Friday, January 11, 2013

Trade Balance Deficit Widens for U.S. and Canada

Trade Balance data published today (Friday) shows an increased goods and services deficit for the U.S. and Canada, as shown on the graphs below.



It remains to be seen how these countries will grow their exports for 2013. Export demand and currency demand are important since "foreigners must buy the domestic currency to pay for the nation's exports...and export demand also impacts production and prices at domestic manufacturers."

The U.S. $ remains in a trading range, as shown on the Weekly chart below, in between the 50 (red) and 200 (pink) smas. At the time of writing this during market hours today, volumes have increased this week on the current bearish candle -- perhaps signalling/forecasting a further weakening of the dollar in order to stimulate demand for U.S. goods and services.


The USD/CAD forex pair remains in a large triangle formation, as shown on the Weekly chart below. At the moment, the U.S. $ is weaker and remains below parity. Rising prices on Oil and Lumber should continue to push the Canadian $ higher against the U.S. $ -- ultimately, favouring U.S. equities, and raising the cost of new homes, until the demand for them slows.

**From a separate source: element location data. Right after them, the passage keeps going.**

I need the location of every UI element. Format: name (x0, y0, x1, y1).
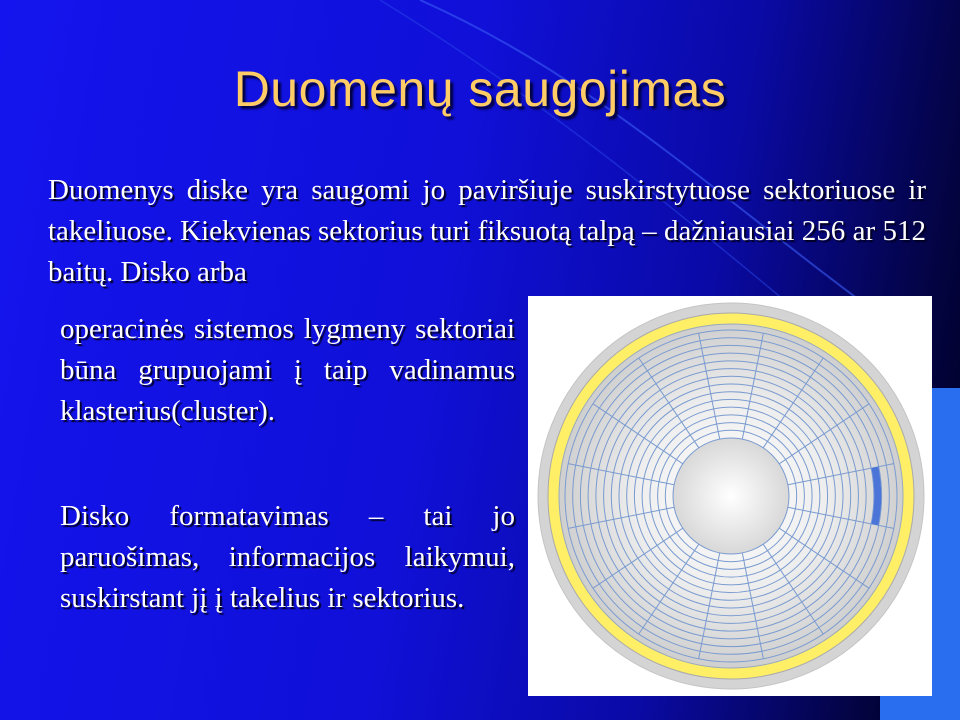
disk-illustration (528, 296, 932, 696)
slide-title: Duomenų saugojimas (233, 61, 727, 117)
disk-track (587, 352, 875, 640)
disk-track (626, 391, 836, 601)
disk-track (618, 383, 844, 609)
disk-track (579, 344, 883, 648)
disk-tracks-sectors-icon (537, 302, 925, 690)
disk-track (633, 398, 829, 594)
paragraph-intro: Duomenys diske yra saugomi jo paviršiuje… (48, 174, 926, 288)
disk-sector-divider (787, 463, 894, 486)
disk-sector-divider (638, 357, 700, 449)
disk-track (649, 414, 813, 578)
disk-track (595, 360, 867, 632)
disk-track (572, 337, 890, 655)
disk-sector-divider (568, 463, 675, 486)
disk-track (564, 329, 898, 663)
paragraph-intro-continued: operacinės sistemos lygmeny sektoriai bū… (60, 313, 515, 427)
disk-sector-divider (762, 543, 824, 635)
disk-sector-divider (698, 333, 721, 440)
highlighted-sector (871, 466, 882, 526)
disk-sector-divider (568, 506, 675, 529)
paragraph-formatting: Disko formatavimas – tai jo paruošimas, … (60, 500, 515, 614)
disk-sector-divider (762, 357, 824, 449)
disk-track (610, 375, 852, 617)
disk-hub (672, 437, 790, 555)
disk-sector-divider (741, 552, 764, 659)
disk-track (657, 422, 805, 570)
disk-track (664, 429, 798, 563)
disk-sector-divider (592, 403, 684, 465)
disk-sector-divider (778, 527, 870, 589)
disk-sector-divider (787, 506, 894, 529)
disk-sector-divider (741, 333, 764, 440)
disk-sector-divider (592, 527, 684, 589)
disk-track (641, 406, 821, 586)
disk-track (603, 368, 859, 624)
disk-sector-divider (698, 552, 721, 659)
disk-sector-divider (778, 403, 870, 465)
disk-sector-divider (638, 543, 700, 635)
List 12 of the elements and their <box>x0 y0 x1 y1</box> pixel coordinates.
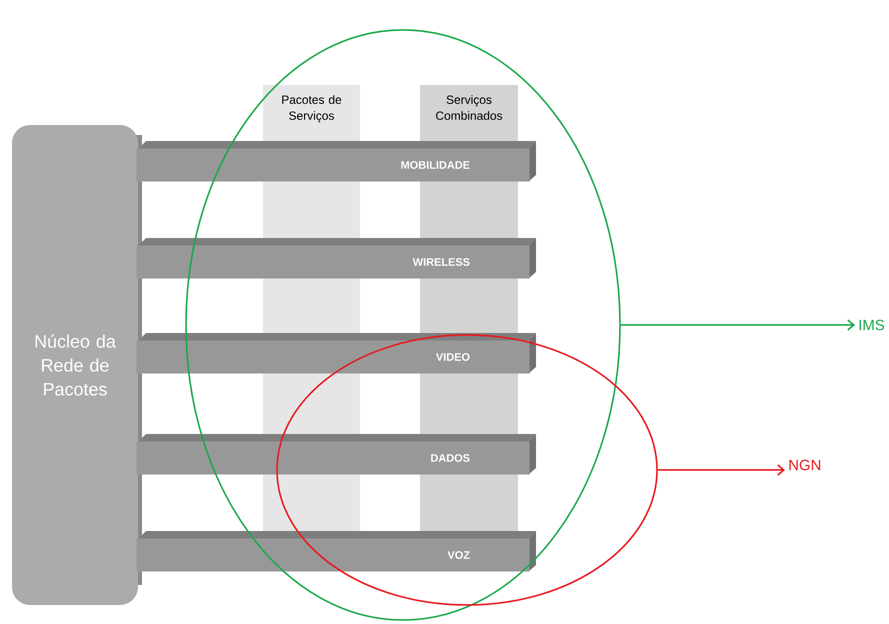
arrow <box>620 319 855 331</box>
core-block: Núcleo da Rede de Pacotes <box>12 124 142 605</box>
shelf-bar: VIDEO <box>136 332 536 374</box>
shelf-bar: MOBILIDADE <box>136 140 536 182</box>
scope-ellipse <box>276 334 658 606</box>
shelf-bar: WIRELESS <box>136 238 536 279</box>
scope-label: NGN <box>789 460 820 470</box>
arrow <box>658 464 785 476</box>
shelf-bar: VOZ <box>136 530 536 572</box>
scope-label: IMS <box>860 320 884 330</box>
scope-ellipse <box>185 29 621 621</box>
shelf-bar: DADOS <box>136 434 536 475</box>
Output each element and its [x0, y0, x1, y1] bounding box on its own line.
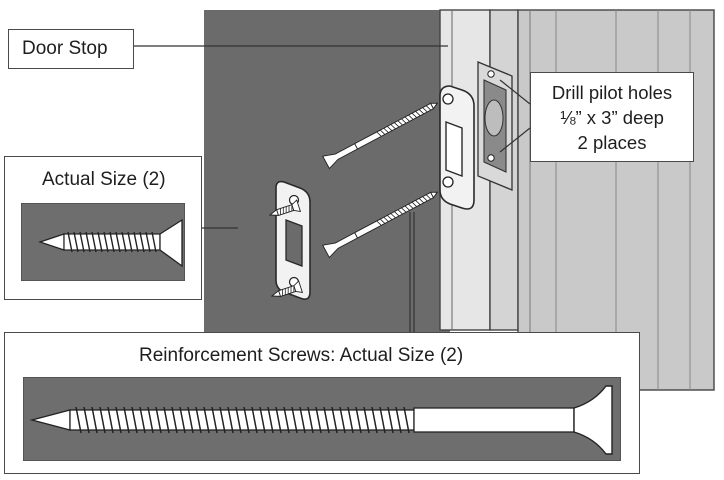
strike-plate-icon [275, 180, 311, 300]
reinforcement-screws-callout: Reinforcement Screws: Actual Size (2) [4, 332, 640, 474]
reinforcement-screw-icon [322, 102, 439, 170]
actual-size-callout: Actual Size (2) [4, 156, 202, 300]
reinforcement-screw-icon [322, 191, 439, 259]
door-stop-callout: Door Stop [8, 29, 134, 69]
leader-lines [134, 45, 531, 332]
reinforcement-screws-inset [23, 377, 621, 461]
reinforcement-screws-label: Reinforcement Screws: Actual Size (2) [139, 345, 464, 366]
drill-pilot-holes-text: Drill pilot holes ⅛” x 3” deep 2 places [531, 80, 693, 155]
actual-size-inset [21, 203, 185, 281]
drill-line-3: 2 places [577, 132, 647, 153]
actual-size-label: Actual Size (2) [42, 169, 166, 190]
deadbolt-strike-icon [439, 85, 475, 210]
door-panel [204, 10, 450, 332]
door-stop-label: Door Stop [22, 38, 108, 59]
wood-screw-icon [38, 218, 183, 268]
drill-pilot-holes-callout: Drill pilot holes ⅛” x 3” deep 2 places [530, 72, 694, 162]
drill-line-1: Drill pilot holes [551, 82, 673, 103]
reinforcement-screw-icon [29, 385, 613, 455]
drill-line-2: ⅛” x 3” deep [560, 107, 664, 128]
frame-mortise [477, 61, 513, 191]
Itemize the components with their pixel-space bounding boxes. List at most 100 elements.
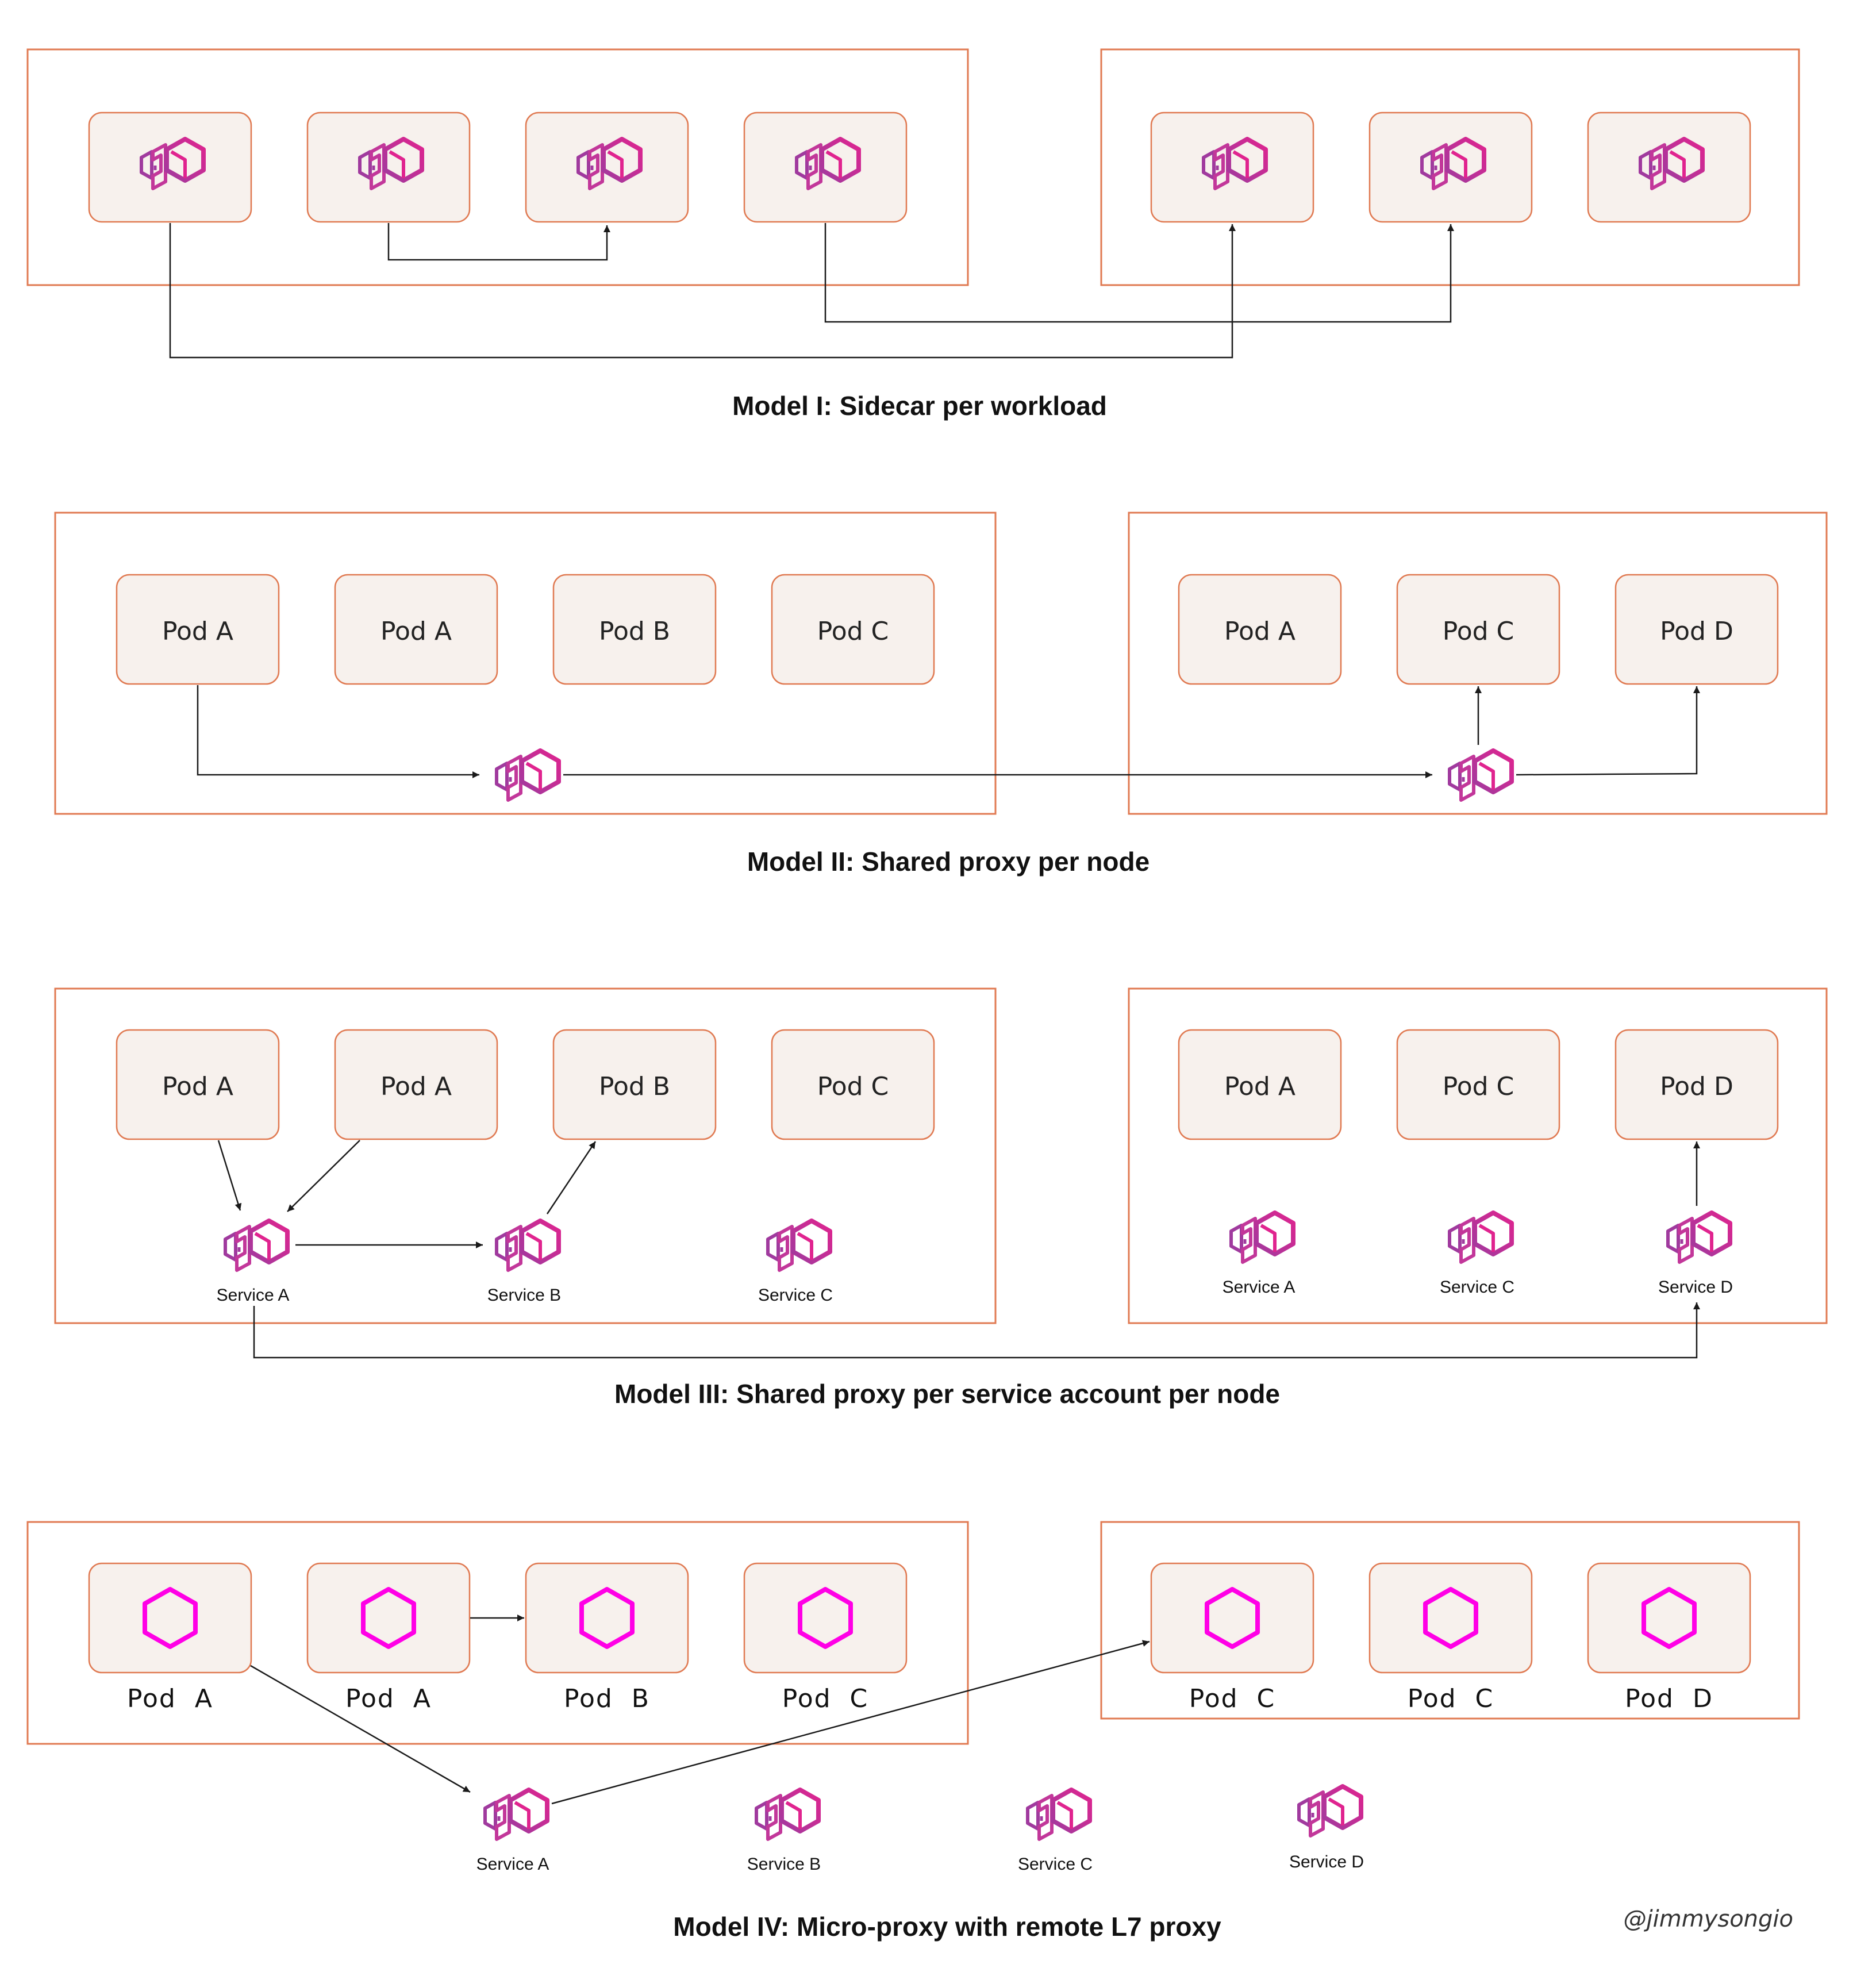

At the moment, Lumber is at 3-year highs (but the RSI, MACD, and Stochastics indicators are in overbought territory), and Oil is at resistance (the next major resistance level is 100), as shown on the Weekly charts below.



The Weekly chart below of the Homebuilders ETF (XHB) shows a desire of this market to break out to new 5-year highs, but price is at the top of a tightly-rising channel. The next major resistance level is around 30.00 -- one to watch for further direction, as any serious pullback in this ETF (and, possibly in Lumber and Oil) may negatively impact the equity market, in general.